題目:
Given a collection of integers that might contain duplicates, nums, return all possible subsets (the power set).
Note: The solution set must not contain duplicate subsets.
Example:
Input: [1,2,2] Output: [ [2], [1], [1,2,2], [2,2], [1,2], [] ]
代碼:
class Solution {
public:
void backSubsets(vector<vector<int>>& res, vector<int>& nums, vector<int> cur, int idx, const int& length) {
if(idx == length)
return;
// cout << idx << ' ' << length << endl;
for(int i = idx; i<length; i++)
{
// if(i == idx || i == length - 1 || (i < length - 1 && nums[i] != nums[i+1]))

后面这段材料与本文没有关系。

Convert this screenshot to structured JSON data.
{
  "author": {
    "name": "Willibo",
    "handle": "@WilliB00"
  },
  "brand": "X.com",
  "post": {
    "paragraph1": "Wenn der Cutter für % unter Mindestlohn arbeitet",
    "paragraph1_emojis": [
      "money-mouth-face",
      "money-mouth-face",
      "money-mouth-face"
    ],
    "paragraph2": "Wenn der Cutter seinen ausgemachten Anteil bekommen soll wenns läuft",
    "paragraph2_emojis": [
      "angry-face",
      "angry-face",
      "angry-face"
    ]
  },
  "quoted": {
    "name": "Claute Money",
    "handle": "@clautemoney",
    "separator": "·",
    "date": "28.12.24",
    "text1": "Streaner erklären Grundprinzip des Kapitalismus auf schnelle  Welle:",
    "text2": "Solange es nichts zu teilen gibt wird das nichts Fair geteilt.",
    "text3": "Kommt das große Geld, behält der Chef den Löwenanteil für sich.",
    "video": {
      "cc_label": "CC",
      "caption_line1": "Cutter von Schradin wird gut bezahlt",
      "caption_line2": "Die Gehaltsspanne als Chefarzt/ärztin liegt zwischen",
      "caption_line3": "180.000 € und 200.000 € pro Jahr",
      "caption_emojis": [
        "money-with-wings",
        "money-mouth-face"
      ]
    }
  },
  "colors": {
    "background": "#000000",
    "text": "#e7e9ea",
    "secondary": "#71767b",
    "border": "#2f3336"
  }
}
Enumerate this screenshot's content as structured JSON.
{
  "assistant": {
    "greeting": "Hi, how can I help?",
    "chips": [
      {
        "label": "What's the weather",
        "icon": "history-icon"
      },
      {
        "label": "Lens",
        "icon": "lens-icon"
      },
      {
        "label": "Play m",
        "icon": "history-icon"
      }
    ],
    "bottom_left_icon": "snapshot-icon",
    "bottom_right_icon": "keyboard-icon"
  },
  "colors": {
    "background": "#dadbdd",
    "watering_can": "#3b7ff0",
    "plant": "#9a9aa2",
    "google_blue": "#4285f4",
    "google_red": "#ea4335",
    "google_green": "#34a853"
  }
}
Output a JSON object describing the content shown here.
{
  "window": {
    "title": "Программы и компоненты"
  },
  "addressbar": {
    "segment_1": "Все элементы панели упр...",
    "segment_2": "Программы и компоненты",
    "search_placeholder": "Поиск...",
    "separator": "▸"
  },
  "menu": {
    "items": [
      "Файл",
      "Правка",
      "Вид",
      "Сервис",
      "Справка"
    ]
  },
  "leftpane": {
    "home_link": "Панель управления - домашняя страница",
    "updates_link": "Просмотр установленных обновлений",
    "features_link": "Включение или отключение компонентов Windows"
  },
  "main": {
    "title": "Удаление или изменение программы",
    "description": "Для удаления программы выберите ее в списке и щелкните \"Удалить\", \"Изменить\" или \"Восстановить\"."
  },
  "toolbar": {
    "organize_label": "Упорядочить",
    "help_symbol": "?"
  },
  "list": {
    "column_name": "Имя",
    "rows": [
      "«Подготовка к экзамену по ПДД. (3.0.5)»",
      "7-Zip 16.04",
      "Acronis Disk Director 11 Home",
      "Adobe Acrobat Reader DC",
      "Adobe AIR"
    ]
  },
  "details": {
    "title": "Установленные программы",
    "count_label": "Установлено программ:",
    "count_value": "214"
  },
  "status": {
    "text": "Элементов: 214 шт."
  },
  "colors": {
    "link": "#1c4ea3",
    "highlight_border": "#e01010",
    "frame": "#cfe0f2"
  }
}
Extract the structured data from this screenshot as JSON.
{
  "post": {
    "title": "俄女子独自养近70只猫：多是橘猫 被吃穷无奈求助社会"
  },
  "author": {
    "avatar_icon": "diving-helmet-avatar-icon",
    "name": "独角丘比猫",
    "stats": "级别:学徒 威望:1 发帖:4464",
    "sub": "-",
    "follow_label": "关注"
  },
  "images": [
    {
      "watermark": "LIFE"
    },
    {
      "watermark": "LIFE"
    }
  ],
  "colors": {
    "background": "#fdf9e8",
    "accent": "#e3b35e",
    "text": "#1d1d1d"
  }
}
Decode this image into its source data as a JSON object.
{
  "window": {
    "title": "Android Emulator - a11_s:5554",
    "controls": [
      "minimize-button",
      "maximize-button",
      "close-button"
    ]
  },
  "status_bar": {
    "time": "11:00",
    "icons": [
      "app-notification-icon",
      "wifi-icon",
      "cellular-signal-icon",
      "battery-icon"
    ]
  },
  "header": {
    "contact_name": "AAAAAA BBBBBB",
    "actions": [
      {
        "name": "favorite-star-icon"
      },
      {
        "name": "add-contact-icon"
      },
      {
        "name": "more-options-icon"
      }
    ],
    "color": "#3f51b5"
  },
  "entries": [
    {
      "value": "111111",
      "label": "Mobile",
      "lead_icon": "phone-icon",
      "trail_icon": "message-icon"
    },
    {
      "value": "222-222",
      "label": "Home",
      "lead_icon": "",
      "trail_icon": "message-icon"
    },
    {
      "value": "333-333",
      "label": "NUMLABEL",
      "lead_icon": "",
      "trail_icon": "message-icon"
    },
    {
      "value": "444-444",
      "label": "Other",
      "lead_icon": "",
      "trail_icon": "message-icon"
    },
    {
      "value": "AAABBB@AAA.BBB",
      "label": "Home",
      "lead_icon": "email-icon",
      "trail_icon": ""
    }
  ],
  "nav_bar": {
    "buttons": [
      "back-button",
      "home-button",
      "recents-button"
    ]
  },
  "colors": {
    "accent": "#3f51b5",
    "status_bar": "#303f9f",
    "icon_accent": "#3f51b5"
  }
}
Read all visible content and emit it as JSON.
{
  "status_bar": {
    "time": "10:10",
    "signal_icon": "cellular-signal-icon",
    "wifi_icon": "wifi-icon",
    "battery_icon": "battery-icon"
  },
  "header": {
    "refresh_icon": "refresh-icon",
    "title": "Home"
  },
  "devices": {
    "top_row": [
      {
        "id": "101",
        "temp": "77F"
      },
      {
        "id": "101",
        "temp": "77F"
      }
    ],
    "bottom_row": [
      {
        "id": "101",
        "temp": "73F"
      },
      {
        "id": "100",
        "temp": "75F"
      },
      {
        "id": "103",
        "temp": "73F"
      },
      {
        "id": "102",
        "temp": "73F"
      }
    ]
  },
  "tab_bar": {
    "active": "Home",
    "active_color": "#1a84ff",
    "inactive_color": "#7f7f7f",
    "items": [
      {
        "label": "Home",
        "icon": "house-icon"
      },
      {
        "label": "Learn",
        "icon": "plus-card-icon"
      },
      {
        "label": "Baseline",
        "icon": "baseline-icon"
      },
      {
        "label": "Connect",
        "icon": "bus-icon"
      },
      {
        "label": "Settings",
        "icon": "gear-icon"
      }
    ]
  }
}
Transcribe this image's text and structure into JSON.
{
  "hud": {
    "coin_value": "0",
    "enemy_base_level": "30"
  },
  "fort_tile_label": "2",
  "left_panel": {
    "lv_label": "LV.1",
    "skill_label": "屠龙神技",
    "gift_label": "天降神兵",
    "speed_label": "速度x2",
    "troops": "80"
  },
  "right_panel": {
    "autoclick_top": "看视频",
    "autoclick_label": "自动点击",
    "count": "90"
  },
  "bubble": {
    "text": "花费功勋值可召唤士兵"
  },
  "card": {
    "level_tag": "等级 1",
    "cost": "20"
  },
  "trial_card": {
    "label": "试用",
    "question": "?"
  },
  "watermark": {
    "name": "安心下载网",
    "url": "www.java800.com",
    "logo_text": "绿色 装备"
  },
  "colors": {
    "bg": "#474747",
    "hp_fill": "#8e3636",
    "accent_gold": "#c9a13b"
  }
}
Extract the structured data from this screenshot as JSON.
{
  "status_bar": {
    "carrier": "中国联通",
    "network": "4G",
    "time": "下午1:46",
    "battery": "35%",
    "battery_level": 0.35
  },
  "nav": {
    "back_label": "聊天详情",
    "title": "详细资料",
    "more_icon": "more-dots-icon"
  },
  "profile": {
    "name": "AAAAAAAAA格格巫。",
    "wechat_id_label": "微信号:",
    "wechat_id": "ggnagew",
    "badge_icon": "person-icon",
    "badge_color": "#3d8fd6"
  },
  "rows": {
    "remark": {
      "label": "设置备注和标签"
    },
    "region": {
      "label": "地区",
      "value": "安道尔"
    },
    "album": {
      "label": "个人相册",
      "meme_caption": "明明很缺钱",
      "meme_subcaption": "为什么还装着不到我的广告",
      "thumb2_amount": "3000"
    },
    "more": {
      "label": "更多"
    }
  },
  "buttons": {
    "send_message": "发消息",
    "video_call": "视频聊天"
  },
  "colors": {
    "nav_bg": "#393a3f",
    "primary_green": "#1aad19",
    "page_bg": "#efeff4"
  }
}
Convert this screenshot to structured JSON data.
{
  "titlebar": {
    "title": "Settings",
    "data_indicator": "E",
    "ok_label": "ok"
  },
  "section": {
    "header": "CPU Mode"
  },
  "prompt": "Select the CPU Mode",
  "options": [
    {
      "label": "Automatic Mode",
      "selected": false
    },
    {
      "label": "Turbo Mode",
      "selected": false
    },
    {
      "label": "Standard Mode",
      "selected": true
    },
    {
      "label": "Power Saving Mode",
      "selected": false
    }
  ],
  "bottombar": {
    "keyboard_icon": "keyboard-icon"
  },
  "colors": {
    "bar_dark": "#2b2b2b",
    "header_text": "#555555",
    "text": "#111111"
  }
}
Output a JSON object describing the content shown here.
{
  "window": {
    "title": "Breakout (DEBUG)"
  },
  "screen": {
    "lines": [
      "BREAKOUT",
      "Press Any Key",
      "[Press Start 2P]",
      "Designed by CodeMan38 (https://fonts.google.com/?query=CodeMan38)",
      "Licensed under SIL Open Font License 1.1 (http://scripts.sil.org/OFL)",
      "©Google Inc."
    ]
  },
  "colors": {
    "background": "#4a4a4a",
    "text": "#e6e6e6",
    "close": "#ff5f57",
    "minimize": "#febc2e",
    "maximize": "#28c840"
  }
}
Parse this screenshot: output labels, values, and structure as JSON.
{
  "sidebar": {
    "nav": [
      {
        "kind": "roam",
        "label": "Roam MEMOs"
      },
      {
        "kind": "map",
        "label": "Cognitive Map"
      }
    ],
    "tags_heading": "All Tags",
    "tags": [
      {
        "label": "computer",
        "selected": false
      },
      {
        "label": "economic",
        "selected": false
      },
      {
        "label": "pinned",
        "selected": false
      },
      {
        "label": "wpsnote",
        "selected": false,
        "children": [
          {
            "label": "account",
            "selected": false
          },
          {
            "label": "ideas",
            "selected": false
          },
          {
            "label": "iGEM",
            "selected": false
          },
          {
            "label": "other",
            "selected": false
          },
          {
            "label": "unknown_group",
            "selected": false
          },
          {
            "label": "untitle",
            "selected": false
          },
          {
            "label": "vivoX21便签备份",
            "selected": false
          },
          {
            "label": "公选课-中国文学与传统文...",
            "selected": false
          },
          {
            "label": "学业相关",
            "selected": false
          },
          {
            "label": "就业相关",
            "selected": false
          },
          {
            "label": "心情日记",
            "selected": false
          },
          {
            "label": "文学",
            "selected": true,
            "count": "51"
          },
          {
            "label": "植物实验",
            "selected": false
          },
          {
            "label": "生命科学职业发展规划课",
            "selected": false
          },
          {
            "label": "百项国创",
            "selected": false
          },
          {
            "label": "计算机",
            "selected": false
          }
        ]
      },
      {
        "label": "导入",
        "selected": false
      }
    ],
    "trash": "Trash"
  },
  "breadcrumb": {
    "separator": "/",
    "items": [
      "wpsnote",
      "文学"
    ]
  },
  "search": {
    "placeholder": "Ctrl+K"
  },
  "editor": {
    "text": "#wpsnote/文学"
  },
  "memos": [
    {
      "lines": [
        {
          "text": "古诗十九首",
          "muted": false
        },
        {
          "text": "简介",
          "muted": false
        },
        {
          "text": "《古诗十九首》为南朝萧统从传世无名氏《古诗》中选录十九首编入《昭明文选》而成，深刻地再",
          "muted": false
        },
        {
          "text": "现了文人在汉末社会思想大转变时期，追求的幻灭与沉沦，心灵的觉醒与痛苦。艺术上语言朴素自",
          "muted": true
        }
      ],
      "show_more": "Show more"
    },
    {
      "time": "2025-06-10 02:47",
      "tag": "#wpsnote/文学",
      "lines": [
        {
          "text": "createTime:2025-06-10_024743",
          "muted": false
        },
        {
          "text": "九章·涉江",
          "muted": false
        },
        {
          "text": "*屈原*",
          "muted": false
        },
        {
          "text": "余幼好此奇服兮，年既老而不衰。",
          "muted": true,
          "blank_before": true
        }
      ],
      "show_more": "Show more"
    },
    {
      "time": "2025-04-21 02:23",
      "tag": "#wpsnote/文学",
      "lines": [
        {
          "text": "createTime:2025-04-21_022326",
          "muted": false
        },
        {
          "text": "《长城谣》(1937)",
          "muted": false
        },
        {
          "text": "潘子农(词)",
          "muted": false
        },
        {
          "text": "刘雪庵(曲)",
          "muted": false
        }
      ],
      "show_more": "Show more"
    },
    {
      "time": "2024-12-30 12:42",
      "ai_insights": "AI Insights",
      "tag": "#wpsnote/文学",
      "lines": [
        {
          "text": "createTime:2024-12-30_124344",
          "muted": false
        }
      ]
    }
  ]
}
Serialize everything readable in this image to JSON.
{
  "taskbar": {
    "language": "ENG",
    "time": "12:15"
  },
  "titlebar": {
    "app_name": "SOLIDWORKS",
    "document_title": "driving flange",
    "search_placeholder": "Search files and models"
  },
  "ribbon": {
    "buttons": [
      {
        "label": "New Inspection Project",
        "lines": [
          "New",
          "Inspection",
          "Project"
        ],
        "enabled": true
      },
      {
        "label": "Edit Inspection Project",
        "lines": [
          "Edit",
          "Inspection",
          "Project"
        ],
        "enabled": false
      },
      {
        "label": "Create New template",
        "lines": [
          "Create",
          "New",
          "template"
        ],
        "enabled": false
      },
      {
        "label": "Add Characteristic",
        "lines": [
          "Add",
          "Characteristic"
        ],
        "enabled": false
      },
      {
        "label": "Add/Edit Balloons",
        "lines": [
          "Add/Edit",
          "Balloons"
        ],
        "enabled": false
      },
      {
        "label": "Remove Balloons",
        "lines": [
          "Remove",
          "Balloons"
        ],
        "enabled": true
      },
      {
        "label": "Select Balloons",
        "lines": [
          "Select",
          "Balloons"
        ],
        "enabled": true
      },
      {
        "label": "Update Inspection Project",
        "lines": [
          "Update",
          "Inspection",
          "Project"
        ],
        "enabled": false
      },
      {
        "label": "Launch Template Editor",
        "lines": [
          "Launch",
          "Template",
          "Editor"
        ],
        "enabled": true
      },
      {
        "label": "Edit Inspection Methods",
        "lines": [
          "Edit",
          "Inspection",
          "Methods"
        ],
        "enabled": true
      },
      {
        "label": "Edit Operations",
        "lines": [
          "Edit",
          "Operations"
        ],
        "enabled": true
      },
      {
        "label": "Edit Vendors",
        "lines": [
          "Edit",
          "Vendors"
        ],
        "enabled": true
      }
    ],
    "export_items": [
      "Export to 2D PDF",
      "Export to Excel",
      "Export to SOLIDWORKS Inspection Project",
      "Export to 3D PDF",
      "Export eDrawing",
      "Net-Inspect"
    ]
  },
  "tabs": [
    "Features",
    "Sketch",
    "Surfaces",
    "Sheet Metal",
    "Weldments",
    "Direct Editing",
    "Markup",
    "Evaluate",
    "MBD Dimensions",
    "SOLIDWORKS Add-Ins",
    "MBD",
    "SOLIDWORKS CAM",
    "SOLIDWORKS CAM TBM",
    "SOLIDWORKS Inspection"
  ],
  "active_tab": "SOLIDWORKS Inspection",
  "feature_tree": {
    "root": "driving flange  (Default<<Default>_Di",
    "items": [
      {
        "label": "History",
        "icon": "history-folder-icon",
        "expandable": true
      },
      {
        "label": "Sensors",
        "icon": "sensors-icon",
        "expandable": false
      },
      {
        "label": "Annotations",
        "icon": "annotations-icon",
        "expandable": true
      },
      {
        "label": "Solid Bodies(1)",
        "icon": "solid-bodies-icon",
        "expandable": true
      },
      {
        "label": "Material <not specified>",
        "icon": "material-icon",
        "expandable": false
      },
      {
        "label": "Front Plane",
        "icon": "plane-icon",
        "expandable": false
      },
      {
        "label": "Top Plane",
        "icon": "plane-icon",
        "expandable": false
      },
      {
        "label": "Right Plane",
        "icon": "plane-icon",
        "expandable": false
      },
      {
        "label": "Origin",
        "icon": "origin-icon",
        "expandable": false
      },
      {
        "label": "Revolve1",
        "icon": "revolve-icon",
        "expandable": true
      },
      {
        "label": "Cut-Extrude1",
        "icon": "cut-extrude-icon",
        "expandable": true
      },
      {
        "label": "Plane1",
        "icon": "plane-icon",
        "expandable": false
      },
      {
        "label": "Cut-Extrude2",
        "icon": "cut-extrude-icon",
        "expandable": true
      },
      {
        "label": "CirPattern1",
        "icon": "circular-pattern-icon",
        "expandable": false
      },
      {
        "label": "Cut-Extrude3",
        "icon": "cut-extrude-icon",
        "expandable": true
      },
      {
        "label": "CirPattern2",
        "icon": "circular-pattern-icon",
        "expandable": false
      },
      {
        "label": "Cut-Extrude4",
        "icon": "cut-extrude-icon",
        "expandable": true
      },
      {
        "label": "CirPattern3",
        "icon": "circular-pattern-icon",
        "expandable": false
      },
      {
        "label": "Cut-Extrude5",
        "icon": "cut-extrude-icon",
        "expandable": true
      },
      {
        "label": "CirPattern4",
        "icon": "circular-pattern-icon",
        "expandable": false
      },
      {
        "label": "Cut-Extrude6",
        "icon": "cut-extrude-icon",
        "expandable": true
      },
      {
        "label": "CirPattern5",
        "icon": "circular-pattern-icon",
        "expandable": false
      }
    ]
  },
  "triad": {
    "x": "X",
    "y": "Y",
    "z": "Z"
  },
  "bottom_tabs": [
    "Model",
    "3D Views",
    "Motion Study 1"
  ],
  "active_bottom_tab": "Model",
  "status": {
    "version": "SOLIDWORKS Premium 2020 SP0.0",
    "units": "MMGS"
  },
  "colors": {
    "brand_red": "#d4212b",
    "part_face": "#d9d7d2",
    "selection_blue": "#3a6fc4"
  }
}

if(i == idx || i > idx && nums[i] != nums[i - 1])
{
cur.push_back(nums[i]);
res.push_back(cur);
backSubsets(res, nums, cur, i+1, length);
cur.pop_back();
}
}
return;
}
vector<vector<int>> subsetsWithDup(vector<int>& nums) {
vector<vector<int>> res;
sort(nums.begin(), nums.end());
int length = nums.size();
vector<int> cur;
res.push_back(cur);
backSubsets(res, nums, cur, 0, length);
return res;
}
};